Suite à de nombreuses réactions, un document de synthèse…

L’affaire du Théâtre de la Ville n’en finit plus de faire des vagues. Ils étaient encore là dimanche soir, à chanter des chants royalistes comme « les bleus sont là le canon gronde », arborer des bannières « La France est chrétienne » (ce qui n’est plus le cas depuis longtemps), ou crier des slogans au porte-voix comme « Nous sommes là pour vous faire expier vos péchés ».

Programmée depuis longtemps au théâtre parisien le « 104 » du 2 au 6 novembre, la pièce continue d’être jouée, et les manifestations s’y sont déplacées, sous l’impulsion notamment d’Alain Escada, le secrétaire général de Civitas, groupuscule dont le but affiché est « d’établir la royauté sociale du Christ ». Quand on sait que l’entreprise chargée de la sécurité de ce théâtre serait dirigée par un ancien du GUD, groupuscule d’extrême droite (« Groupe d’union défense »), cela promet… D’ailleurs, comme dans l’affaire du « kiss in » de Lyon, la presse révèle déjà la participation de ces militants du GUD, en blousons noirs, ainsi qu’un ex-membre du FN, connu pour ses saluts nazis.

Présent également, le « Renouveau français » (rien à voir avec le renouveau charismatique !), créé en 2005, qui regroupe une centaine de jeunes : leur fondateur, Thibaut de Chassey, qualifie leur nationalisme comme « classique, sans concession, d’inspiration contre-révolutionnaire et catholique » (sic). Une intransigeance qui fait peur et qui monte à droite de la droite…

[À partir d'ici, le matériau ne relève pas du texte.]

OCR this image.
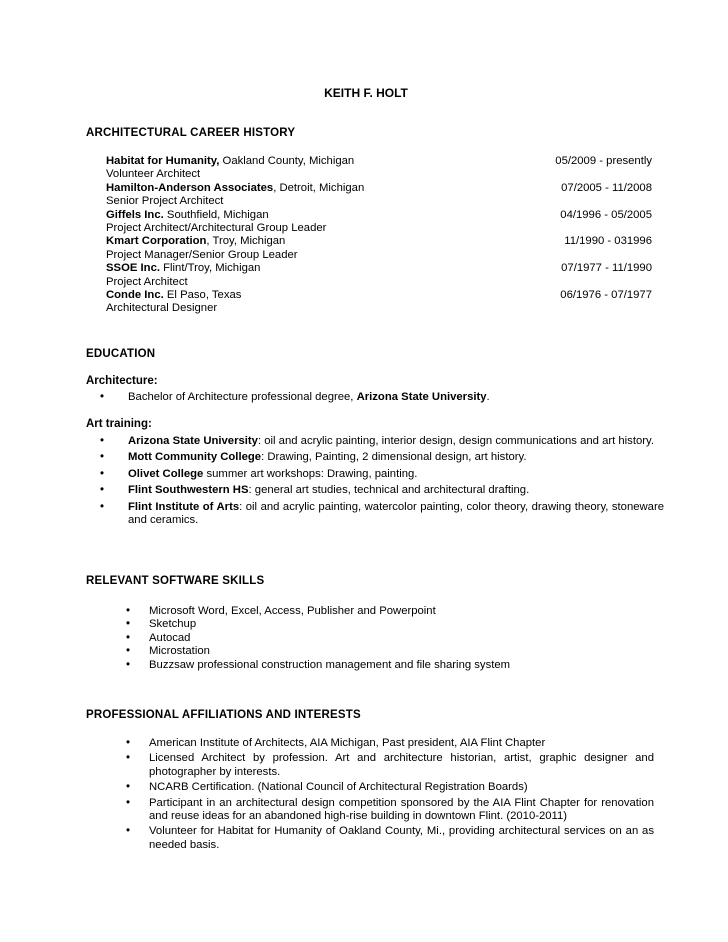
KEITH F. HOLT
ARCHITECTURAL CAREER HISTORY
Habitat for Humanity, Oakland County, Michigan	05/2009 - presently
Volunteer Architect
Hamilton-Anderson Associates, Detroit, Michigan	07/2005 - 11/2008
Senior Project Architect
Giffels Inc. Southfield, Michigan	04/1996 - 05/2005
Project Architect/Architectural Group Leader
Kmart Corporation, Troy, Michigan	11/1990 - 031996
Project Manager/Senior Group Leader
SSOE Inc. Flint/Troy, Michigan	07/1977 - 11/1990
Project Architect
Conde Inc. El Paso, Texas	06/1976 - 07/1977
Architectural Designer
EDUCATION
Architecture:
• Bachelor of Architecture professional degree, Arizona State University.
Art training:
• Arizona State University: oil and acrylic painting, interior design, design communications and art history.
• Mott Community College: Drawing, Painting, 2 dimensional design, art history.
• Olivet College summer art workshops: Drawing, painting.
• Flint Southwestern HS: general art studies, technical and architectural drafting.
• Flint Institute of Arts: oil and acrylic painting, watercolor painting, color theory, drawing theory, stoneware and ceramics.
RELEVANT SOFTWARE SKILLS
• Microsoft Word, Excel, Access, Publisher and Powerpoint
• Sketchup
• Autocad
• Microstation
• Buzzsaw professional construction management and file sharing system
PROFESSIONAL AFFILIATIONS AND INTERESTS
• American Institute of Architects, AIA Michigan, Past president, AIA Flint Chapter
• Licensed Architect by profession. Art and architecture historian, artist, graphic designer and photographer by interests.
• NCARB Certification. (National Council of Architectural Registration Boards)
• Participant in an architectural design competition sponsored by the AIA Flint Chapter for renovation and reuse ideas for an abandoned high-rise building in downtown Flint. (2010-2011)
• Volunteer for Habitat for Humanity of Oakland County, Mi., providing architectural services on an as needed basis.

Patrice de Plunkett, qui était déjà monté au créneau lors du kiss in de Lyon, (lire ‘Du bon usage de la protestation catholique‘) rappelle « l’ahurissante apparition du curé du Chardonnet déguisé en cheikh arabe : comme si le sujet de ce rallye place du Châtelet avait été le ‘combat contre l’islam’, idée fixe n° 1 de ce milieu) ». Il relate également cette belle contradiction : un groupe islamiste, Forsane Aliza, soutient à son tour les manifestations !

Bref, ce contre-témoignage de certains manifestants fait du mal à l’Eglise, dont d’ailleurs bon nombre d’entre eux sont séparés depuis le chisme de Mgr Lefebvre. Donner des battons pour se faire battre, est-ce une attitude louable et judicieuse ?

Comme nous l’avions dit ici la semaine dernière, c’est un spectacle désolant donné aux médias, dont ils font largement écho, et on pouvait s’y attendre. Rien que dans le numéro de ce jour du gratuit 20 minutes, deux articles font référence à ces événements et annoncent grâce à eux une autre pièce, Golgota Pic nic, faite celle-ci dans un esprit de provocation (et revendiqué comme tel), à laquelle il faudra trouver une réponse adaptée.

« Merci au cardinal Vingt-Trois »

Le vendredi 28 octobre, une première réaction fut celle de Mgr Aupetit, vicaire général du diocèse de Paris, sur Radio Notre Dame, à l’occasion de sa chronique hebdomadaire, à écouter directement ici :

« Je crois que cette action violente n’est pas adaptée à la situation, a-t-il affirmé sereinement. Qu’auraient-ils fait, ces jeunes gens, le soir du jeudi saint et le vendredi saint, quand Jésus fut réellement bafoué, couvert de crachas et flagellé à mort, auraient-ils tiré leur épée du fourreau comme Pierre qui s’est entendu dire par Jésus lui-même : celui qui prend l’épée périra par l’épée. Cette pièce manifeste l’immense désespoir des hommes devant leur déchéance, dont Dieu paraît absent. (…) Elle suscite une véritable réponse chrétienne. »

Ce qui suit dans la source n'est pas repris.